Les Danois ont sorti en février un nouvel EP, deux ans après un premier album très très pop. “Ce disque fut une étape importante, mais je ne me sens pas lié à lui, explique aujourd’hui Martin, chanteur du quatuor et principal compositeur. Les chansons sont très naïves, des chansons d’amour. Aujourd’hui il y a de nouvelles émotions dans notre musique, comme la rage, la confusion. Elle vient davantage de l’intérieur.” Plus abrasifs que dans le passé, les morceaux de Communions tapent comme rarement avant. Martin a à présent 26 ans et est prêt à passer aux choses sérieuses.
BRENN.
Des branleurs, certes, il y en a des tas. Mais ce n’est jamais une raison pour bouder notre plaisir quand certains traînent leur je-m’en-foutisme avec drôlerie et talent. On ne comprend pas trop ce que racontent les petits gars de BRENN. dans leurs chansons, et pour cause c’est en norvégien. Ce n’est ni grave ni gênant tant ils mettent de coeur à l’ouvrage. Résultat : le garage façon bubble-gum de ces deux-là est terriblement attachant.
Konradsen
Originaires de Tromso, par-delà le cercle polaire, Jenny et Eirik ont passé une bonne partie de leur vie à ne pas voir le jour. Dans ce cas, deux solutions : rester seul et boire pour oublier – mais contre cela les autorités ont mis en place une taxation prohibitive de l’alcool – ou se réfugier en famille et en ami pour attendre, enfin, qu’arrive l’aube. Âgés de 23 et 25 ans, les deux ont heureusement choisi la seconde option, et cela s’entend dans leur musique.
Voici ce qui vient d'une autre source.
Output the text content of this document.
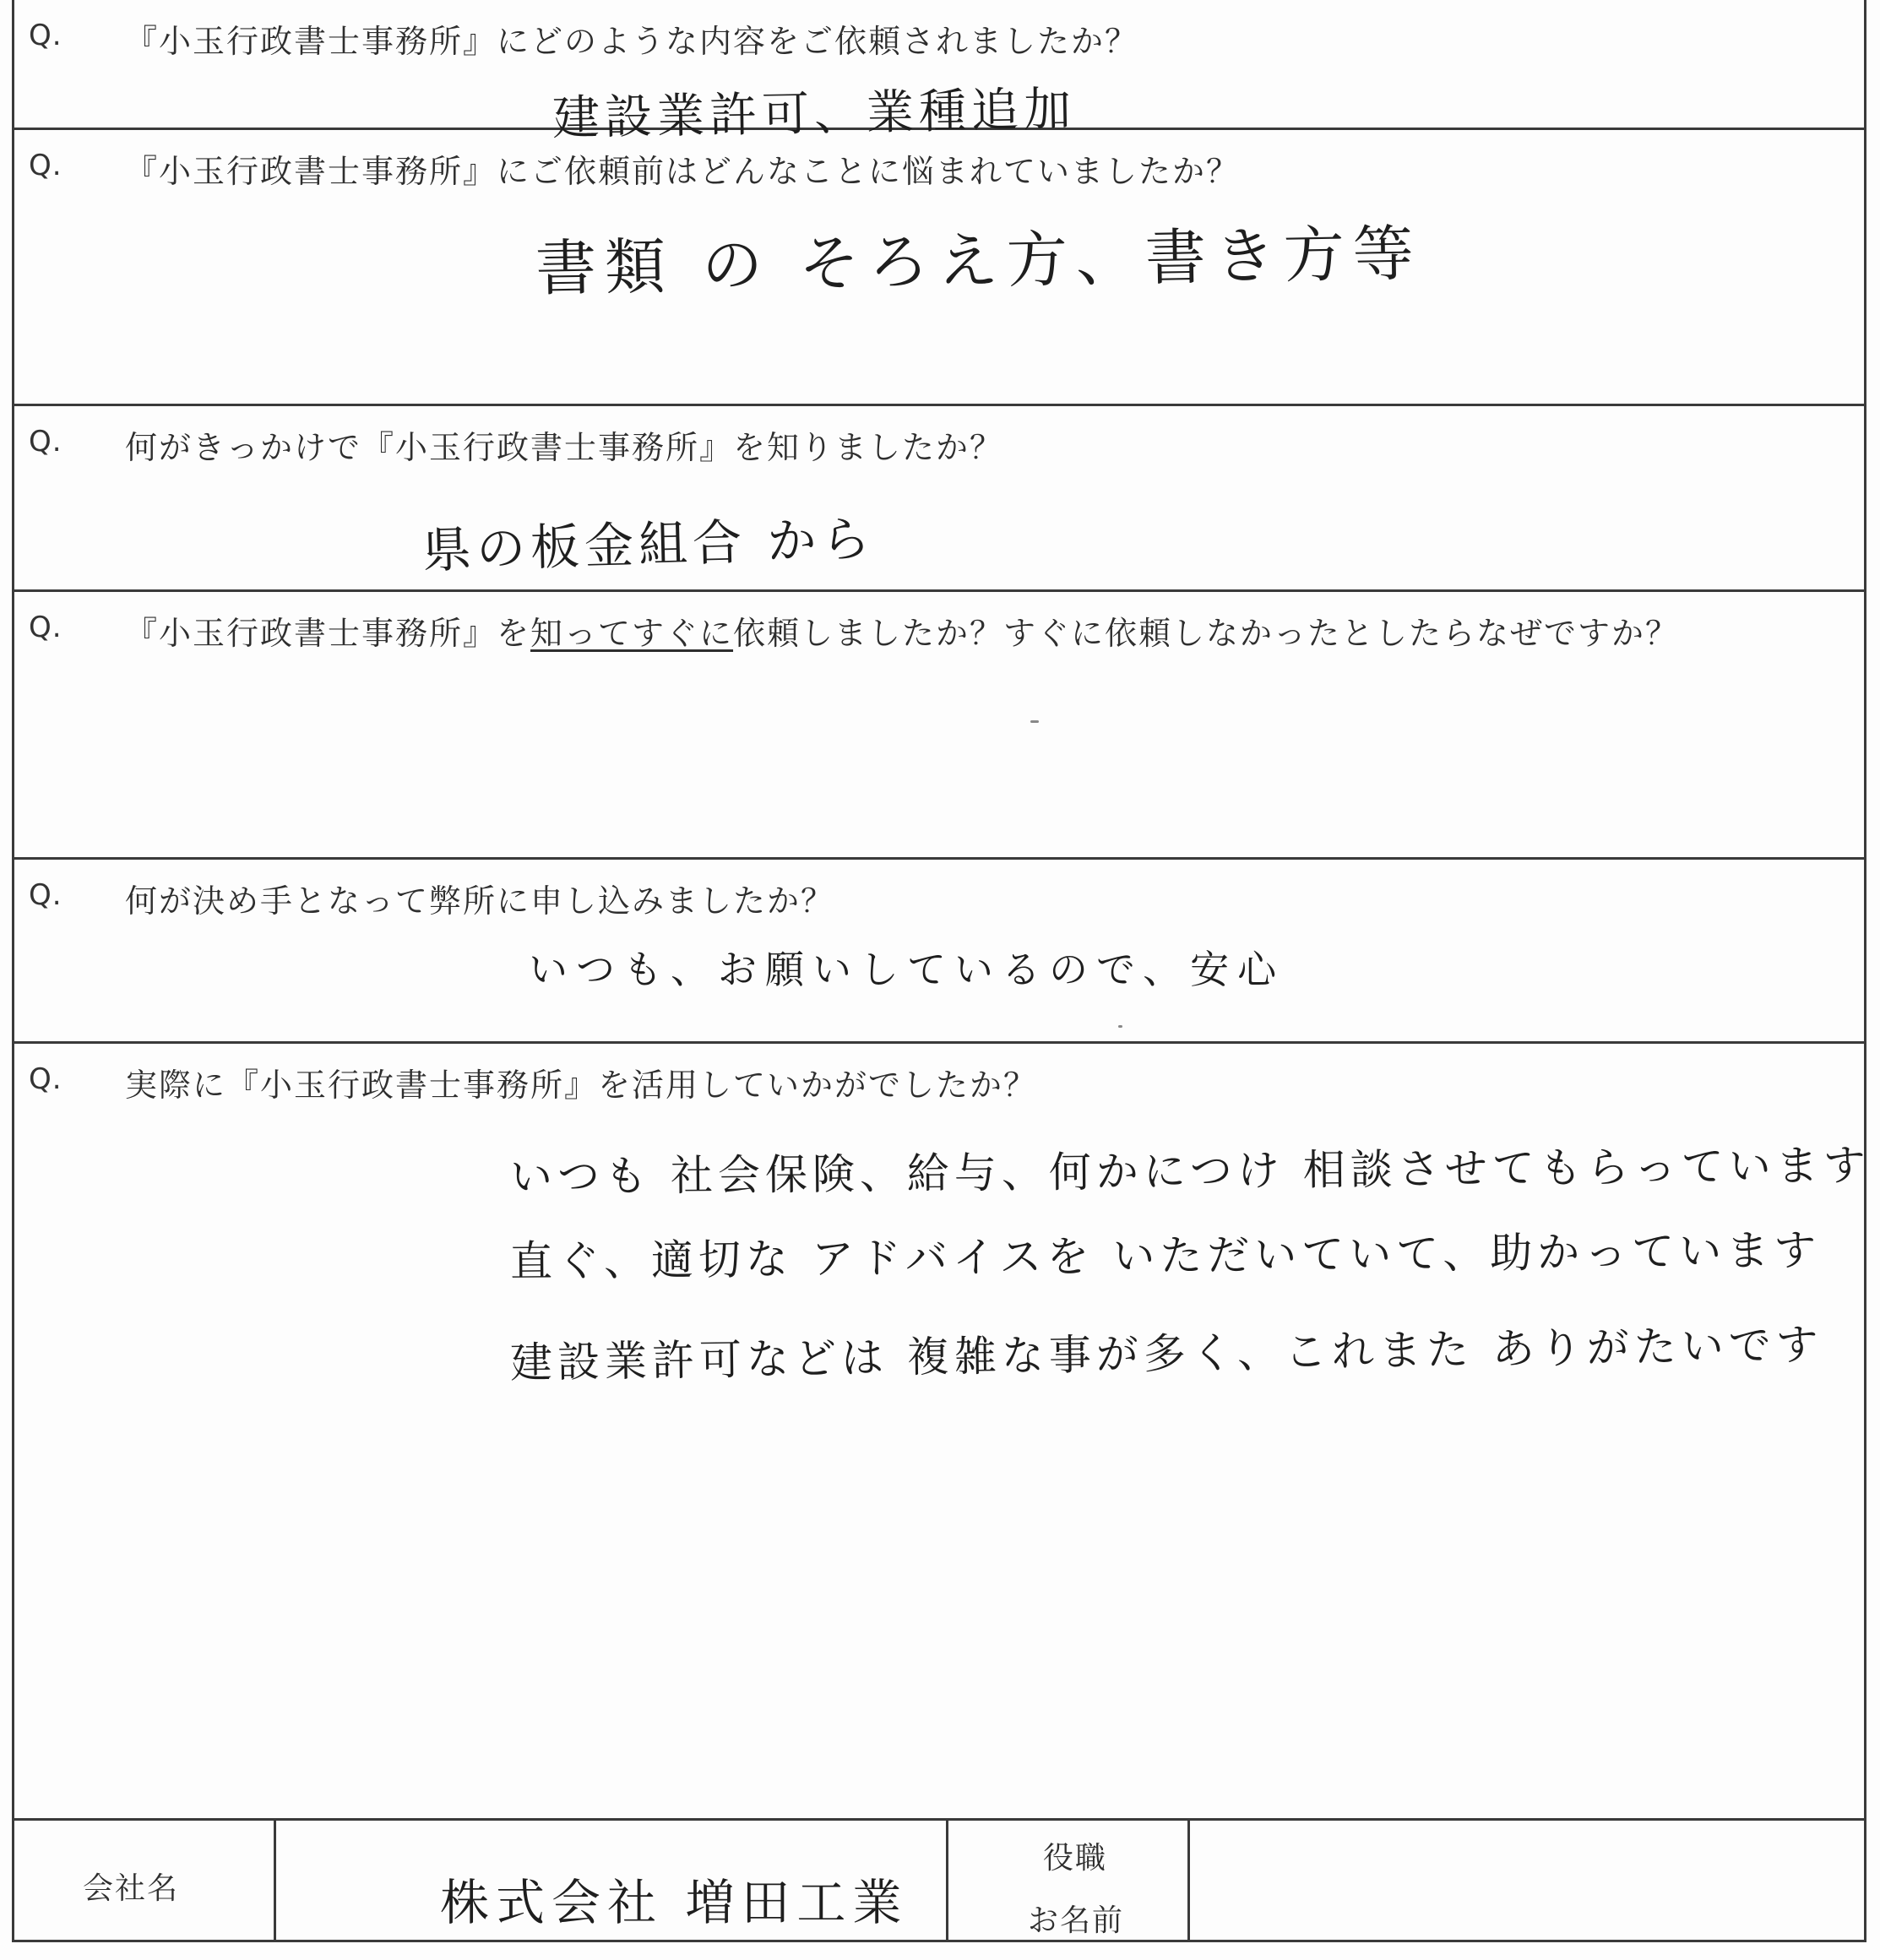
Q. 『小玉行政書士事務所』にどのような内容をご依頼されましたか？
建設業許可、業種追加
Q. 『小玉行政書士事務所』にご依頼前はどんなことに悩まれていましたか？
書類 の そろえ方、書き方等
Q. 何がきっかけで『小玉行政書士事務所』を知りましたか？
県の板金組合 から
Q. 『小玉行政書士事務所』を知ってすぐに依頼しましたか？すぐに依頼しなかったとしたらなぜですか？
Q. 何が決め手となって弊所に申し込みましたか？
いつも、お願いしているので、安心
Q. 実際に『小玉行政書士事務所』を活用していかがでしたか？
いつも 社会保険、給与、何かにつけ 相談させてもらっています
直ぐ、適切な アドバイスを いただいていて、助かっています
建設業許可などは 複雑な事が多く、これまた ありがたいです
会社名	株式会社 増田工業
役職
お名前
D’abord projet solo de la jeune femme, les chansons de Kondrasen ont pris un tournant plus électronique avec l’arrivée d’Eirik. « Ensemble, on a commencé à explorer la production sonore en ajoutant des bruits, des voix, des samples », explique d’ailleurs ce dernier. De leurs journées passées dans le noir complet, les deux jeunes Norvégiens ont ramené ce besoin d’intimité, qui irrigue leurs morceaux. Ainsi, ils samplent leurs proches, ouvrant une porte singulière sur leur vie.
Aucun voyeurisme ici, seulement l’esprit de la communauté. Les deux musiciens ont fait leurs gammes dans des églises et cela s’entend. Les chansons de Konradsen puisent dans le gospel autant que chez Bon Iver.